New York Post

Get a ‘Plan B’ Now, Joe

-

Homeland Security Secretary Alejandro Mayorkas this week again told Congress, “yes,” the border is secure, “and we are working day in and day out to enhance security.” We do not think that word means what he thinks it means.

And the impending end of Title 42, which Team Biden has used to expel more than 1 million of the 2.4 million migrants that Border Patrol “encountere­d” in the last year, is sure to add to the chaos. The surge is set to rise to 18,000 a day, or over 500,000 a month.

Even now, the waves have border security hopelessly overstretc­hed, with perhaps half a million illegal migrants a year seen but not “encountere­d” by Border Patrol — meaning they made it in with no screening at all.

It’s not just migrants. At the same hearing, FBI chief Christophe­r Wray said, “We see significan­t criminal threats coming from south of the border — whether it’s guns, drugs, money, violence.” Fentanyl smuggling, especially, is out of control.
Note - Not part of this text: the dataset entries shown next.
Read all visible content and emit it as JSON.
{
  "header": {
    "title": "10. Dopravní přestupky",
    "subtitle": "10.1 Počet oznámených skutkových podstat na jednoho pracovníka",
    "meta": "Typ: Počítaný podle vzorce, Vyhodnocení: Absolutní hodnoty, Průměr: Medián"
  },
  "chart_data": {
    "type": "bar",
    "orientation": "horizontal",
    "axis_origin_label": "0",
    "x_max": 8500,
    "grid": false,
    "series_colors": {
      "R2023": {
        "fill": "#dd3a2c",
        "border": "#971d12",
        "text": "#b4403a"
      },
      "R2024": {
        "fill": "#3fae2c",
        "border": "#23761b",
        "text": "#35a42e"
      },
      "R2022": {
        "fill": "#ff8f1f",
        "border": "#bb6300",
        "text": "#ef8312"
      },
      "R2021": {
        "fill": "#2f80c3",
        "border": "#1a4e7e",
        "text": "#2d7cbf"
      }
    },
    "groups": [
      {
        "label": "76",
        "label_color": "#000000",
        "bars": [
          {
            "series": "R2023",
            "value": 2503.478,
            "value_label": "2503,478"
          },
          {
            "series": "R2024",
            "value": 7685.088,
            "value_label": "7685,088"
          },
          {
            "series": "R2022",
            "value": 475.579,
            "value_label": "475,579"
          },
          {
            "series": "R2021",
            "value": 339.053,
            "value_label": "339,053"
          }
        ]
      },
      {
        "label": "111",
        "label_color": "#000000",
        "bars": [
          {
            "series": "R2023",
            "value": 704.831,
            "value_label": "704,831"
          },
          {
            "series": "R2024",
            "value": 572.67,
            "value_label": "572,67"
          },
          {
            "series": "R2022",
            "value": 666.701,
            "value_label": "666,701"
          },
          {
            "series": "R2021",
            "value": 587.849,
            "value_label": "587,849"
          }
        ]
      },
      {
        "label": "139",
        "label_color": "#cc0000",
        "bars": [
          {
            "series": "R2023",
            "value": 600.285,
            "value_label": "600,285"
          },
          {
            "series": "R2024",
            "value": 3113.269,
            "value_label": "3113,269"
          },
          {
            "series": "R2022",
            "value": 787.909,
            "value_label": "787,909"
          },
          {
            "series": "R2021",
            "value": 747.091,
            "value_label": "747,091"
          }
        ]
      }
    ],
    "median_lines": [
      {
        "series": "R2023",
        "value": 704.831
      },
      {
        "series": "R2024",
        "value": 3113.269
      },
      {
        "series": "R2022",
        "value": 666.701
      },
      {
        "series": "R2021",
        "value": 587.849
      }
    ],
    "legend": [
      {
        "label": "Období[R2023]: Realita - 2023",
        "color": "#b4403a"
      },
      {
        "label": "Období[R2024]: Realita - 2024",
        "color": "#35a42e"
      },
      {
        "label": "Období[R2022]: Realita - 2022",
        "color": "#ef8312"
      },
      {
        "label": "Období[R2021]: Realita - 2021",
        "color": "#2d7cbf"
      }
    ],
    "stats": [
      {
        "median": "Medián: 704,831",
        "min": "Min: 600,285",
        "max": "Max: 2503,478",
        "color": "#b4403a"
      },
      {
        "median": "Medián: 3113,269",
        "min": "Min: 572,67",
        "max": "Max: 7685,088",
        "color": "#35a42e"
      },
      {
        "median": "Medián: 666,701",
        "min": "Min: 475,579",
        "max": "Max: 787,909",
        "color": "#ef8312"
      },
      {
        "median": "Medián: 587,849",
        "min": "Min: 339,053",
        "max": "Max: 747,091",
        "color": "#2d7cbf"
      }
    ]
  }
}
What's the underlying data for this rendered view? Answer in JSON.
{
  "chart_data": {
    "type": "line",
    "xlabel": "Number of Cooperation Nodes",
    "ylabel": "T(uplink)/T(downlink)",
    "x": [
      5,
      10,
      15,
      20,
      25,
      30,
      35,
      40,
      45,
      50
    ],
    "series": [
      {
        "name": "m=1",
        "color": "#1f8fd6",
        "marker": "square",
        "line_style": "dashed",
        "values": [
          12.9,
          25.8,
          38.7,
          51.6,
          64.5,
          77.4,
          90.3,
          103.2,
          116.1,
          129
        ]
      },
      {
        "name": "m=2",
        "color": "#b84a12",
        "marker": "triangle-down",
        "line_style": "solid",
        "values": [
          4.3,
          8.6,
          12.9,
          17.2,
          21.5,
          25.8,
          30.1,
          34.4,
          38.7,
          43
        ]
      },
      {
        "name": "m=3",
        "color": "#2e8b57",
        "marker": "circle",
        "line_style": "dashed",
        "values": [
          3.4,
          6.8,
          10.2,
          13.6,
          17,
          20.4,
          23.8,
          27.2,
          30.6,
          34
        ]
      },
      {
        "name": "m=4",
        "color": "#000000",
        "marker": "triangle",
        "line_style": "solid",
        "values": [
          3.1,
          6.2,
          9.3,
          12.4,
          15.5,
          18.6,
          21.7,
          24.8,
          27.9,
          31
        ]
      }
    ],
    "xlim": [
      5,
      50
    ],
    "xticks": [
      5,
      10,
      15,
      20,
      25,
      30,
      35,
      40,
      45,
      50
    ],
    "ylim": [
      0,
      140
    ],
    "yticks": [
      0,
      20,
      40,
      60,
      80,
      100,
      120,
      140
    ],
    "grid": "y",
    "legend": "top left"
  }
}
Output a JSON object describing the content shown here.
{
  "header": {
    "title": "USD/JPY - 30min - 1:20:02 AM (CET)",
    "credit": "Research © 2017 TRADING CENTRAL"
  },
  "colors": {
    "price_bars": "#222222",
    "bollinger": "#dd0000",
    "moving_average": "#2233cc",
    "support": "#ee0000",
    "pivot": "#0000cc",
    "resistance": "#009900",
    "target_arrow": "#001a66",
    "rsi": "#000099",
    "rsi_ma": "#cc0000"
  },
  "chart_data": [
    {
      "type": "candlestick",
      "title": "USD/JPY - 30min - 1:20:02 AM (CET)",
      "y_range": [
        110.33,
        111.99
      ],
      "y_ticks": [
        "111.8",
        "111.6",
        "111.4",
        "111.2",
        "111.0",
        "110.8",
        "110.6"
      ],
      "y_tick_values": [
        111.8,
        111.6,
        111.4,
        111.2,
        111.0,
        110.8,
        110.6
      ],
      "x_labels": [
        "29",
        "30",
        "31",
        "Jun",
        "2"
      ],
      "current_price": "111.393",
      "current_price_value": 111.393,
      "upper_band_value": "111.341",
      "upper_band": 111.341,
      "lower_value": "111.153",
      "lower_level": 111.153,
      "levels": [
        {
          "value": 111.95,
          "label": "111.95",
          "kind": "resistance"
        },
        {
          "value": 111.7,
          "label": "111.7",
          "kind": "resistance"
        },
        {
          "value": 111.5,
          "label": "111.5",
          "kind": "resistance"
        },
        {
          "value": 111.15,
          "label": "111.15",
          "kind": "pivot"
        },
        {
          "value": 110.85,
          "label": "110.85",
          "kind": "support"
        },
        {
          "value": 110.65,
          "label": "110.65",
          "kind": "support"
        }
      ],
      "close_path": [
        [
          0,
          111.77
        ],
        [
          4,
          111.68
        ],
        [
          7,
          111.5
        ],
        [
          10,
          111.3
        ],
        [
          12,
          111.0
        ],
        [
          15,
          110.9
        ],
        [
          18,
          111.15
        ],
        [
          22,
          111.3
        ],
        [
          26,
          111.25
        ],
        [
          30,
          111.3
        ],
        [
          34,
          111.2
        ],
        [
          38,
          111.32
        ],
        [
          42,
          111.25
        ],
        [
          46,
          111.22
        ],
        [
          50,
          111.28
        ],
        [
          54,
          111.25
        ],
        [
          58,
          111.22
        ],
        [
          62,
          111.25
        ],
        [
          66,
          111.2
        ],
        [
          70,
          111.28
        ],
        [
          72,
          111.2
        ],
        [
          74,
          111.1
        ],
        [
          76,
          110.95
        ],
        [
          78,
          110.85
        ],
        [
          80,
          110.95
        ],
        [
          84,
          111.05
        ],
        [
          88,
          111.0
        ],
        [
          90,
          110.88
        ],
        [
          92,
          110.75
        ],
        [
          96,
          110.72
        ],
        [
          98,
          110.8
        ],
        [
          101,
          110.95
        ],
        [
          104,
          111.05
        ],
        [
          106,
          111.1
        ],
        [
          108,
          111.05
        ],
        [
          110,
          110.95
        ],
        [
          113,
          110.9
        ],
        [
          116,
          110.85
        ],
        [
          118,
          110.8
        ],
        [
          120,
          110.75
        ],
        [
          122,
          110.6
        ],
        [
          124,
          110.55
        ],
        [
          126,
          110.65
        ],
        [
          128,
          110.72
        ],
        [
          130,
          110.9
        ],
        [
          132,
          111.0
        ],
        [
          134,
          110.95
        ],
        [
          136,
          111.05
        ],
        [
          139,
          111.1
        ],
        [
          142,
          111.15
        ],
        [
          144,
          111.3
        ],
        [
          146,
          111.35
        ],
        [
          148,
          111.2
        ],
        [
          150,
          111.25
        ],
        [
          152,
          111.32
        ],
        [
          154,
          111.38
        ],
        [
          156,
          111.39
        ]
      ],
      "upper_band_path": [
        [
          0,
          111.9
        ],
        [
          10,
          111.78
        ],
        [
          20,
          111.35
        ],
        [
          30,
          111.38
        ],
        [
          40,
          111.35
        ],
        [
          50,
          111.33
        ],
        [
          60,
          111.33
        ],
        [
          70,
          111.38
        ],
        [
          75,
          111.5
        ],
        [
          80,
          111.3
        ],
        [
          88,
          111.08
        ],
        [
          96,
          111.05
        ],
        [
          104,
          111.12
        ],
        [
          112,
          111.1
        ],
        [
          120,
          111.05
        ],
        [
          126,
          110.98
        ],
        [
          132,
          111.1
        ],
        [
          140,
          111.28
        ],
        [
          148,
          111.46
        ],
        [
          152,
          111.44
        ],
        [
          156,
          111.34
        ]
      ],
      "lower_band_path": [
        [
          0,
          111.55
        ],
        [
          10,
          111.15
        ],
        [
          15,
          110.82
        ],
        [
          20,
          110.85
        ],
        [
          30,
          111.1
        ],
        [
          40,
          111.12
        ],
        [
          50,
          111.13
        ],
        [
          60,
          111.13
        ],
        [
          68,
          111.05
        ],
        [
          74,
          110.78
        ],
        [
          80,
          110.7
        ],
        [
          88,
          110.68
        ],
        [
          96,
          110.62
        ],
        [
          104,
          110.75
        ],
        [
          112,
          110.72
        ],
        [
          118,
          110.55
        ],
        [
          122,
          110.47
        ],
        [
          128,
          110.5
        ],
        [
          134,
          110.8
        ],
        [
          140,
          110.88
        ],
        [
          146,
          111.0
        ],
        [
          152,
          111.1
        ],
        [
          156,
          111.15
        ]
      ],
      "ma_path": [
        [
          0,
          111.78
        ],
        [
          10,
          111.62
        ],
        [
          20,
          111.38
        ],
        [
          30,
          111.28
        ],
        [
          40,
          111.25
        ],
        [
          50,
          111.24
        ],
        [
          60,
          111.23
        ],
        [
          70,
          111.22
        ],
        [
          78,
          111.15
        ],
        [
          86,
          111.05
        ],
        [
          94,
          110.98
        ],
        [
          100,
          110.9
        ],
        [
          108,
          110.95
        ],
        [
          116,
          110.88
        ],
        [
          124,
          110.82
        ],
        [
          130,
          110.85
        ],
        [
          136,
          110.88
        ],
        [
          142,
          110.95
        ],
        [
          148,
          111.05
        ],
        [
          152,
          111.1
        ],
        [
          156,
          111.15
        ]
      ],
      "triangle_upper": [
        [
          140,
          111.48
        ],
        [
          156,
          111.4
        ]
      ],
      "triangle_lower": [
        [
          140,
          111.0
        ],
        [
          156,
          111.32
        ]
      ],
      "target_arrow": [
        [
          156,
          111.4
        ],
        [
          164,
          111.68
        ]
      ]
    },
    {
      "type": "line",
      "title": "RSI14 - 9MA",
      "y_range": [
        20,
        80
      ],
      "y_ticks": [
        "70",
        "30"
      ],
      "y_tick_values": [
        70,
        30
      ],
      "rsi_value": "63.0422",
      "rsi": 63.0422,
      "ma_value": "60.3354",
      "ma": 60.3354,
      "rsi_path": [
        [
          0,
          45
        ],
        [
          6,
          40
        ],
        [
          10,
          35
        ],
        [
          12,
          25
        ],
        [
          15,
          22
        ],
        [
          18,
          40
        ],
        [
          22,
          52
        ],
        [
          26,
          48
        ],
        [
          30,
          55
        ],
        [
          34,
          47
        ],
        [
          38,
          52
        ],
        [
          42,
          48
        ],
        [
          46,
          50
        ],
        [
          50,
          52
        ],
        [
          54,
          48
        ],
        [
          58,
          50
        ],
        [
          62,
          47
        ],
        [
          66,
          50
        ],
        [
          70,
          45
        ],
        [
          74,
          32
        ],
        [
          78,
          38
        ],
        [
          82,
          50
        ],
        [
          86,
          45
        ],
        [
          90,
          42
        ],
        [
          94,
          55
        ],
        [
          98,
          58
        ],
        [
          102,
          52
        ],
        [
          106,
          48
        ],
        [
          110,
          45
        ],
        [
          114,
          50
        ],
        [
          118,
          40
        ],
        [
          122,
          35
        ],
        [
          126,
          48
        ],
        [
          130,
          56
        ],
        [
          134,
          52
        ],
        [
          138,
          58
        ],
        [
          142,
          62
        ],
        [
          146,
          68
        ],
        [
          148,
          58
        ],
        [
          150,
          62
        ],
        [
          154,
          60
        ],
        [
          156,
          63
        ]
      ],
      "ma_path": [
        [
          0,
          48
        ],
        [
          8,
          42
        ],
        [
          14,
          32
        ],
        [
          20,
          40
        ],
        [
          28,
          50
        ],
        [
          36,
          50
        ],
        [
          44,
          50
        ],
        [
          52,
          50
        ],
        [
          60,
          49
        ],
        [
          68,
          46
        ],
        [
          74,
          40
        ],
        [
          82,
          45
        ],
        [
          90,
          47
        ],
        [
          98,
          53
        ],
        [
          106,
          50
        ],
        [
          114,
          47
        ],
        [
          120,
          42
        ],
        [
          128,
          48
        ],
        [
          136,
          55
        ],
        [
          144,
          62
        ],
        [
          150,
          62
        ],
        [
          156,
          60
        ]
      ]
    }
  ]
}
Month after month, the migrant numbers grow, hitting 230,678 encounters in October. And that’s with more than a third being sent back to Mexico under Title 42.

Yet the administra­tion plainly has no clue what to do now that the courts are ordering Title 42 to end (which is legally correct: It’s a public-health exception to normal rules that Team Trump invoked during COVID).

The exit of woefully incompeten­t Customs and Border Protection chief Chris Magnus might bring marginal improvemen­ts, and we certainly get the GOP sentiment to impeach routine-liar Mayorkas. But the core problem is policy, not personnel.

That is: President Biden refuses to do anything serious to stem the tides. He’s gotten tougher on migrants from Venezuela, Cuba and Haiti, but the overall numbers still keep rising. Don’t come — but we’ll probably wave you in if you do turns out not to work.

Having made it through the midterms, Biden may think he can go on not caring. But the cumulative impact keeps growing, slamming ever more communitie­s across the nation — and, again, the problem will soon double from its already-record levels.

This is a recipe for disaster: more border violence, more drugs, more shootouts like Thursday’s, which killed one border agent and injured two more; potentiall­y, the utter breakdown of overwhelme­d towns — and a likely rise in ugly anti-immigrant sentiment.

The White House needs a realistic Plan B — one that goes beyond gaslightin­g.